Construction Pipeline 2022 ✈️
COVID, supply chain issues, the war in Ukraine, rising inflation, and economic fears, among other challenges had a profound impact on the hospitality, senior living, and multifamily industries. A key indicator to the health of our business is the demand for new construction. Let’s take a peek at the construction pipeline and see what the future holds in store.
U.S. Hotel Construction Pipeline Climbs 9%🍍
There are 965 hotels with 130,914 rooms currently under construction, down 17 percent year over year by projects and 18 percent year over year by rooms.
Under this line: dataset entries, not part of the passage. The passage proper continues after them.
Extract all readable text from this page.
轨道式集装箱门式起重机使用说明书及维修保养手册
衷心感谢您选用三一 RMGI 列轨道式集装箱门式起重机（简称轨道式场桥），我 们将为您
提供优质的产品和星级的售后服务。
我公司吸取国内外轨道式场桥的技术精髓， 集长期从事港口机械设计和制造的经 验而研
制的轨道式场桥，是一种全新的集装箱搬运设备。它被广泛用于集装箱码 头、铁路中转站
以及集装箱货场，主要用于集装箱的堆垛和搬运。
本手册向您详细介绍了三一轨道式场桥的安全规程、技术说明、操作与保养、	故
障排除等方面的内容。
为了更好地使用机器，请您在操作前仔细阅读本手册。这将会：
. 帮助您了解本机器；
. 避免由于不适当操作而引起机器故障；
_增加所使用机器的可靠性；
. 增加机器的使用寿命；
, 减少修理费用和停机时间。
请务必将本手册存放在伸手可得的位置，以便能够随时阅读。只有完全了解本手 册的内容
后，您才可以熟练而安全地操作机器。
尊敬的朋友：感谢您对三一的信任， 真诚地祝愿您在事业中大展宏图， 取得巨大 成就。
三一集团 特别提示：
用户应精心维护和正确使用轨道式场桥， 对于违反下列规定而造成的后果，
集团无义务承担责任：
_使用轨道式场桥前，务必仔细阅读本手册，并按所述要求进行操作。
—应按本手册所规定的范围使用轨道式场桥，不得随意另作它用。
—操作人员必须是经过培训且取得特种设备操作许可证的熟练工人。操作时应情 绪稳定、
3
Projects scheduled to start in the next 12 months, at 2,009 hotels with 232,163 rooms, are up 9 percent year over year by projects and 9 percent year over year by rooms. Projects and rooms in early planning reached a record high in the second quarter, standing at 2,246 hotels with 258,191 rooms, up 26 percent year over year by projects and 15 percent year over year by rooms. Continuing the trend seen over the past several years, the upscale and upper-midscale chain scales continue to lead the pipeline with 68 percent of projects concentrated in these two chain scales.
This Year’s Multifamily Pipeline to Set Record👩👦👨👩👦👨👧
Marcus & Millichap is expecting the US to add roughly 400,000 new rentals in 2022, a record for the last few decades. Rental demand is anticipated to increase this year with rising interest rates and elevated single family home prices.
“The new supply will play a key role in appeasing the housing shortage,” Marcus & Millichap predicts.
The Sun Belt is poised to account for one-fourth of the new units with Dallas-Fort Worth, Phoenix, Austin, Houston, Nashville and Atlanta leading the way with each expected to add more than 10,000 units in 2022.
Migration to those metro areas is expected to combine to 250,000 new households this year.
Senior Living Construction Demand Rises in 2022👴🏻👵🏻
Demand among developers and operators for new senior living projects is higher in 2022 than in the prior year, even while construction costs and interest rates remain elevated.
Driving that increase in demand are favorable demographics, an expectation that construction prices will level off in 2023 and a shift in mindset from surviving the Covid-19 pandemic to planning for the future, according to construction firm Weitz Company’s latest Senior Living Construction Costs report.
The construction industry is moving at a brisk pace in 2022 and there is more than enough demand to subsist on for the foreseeable future.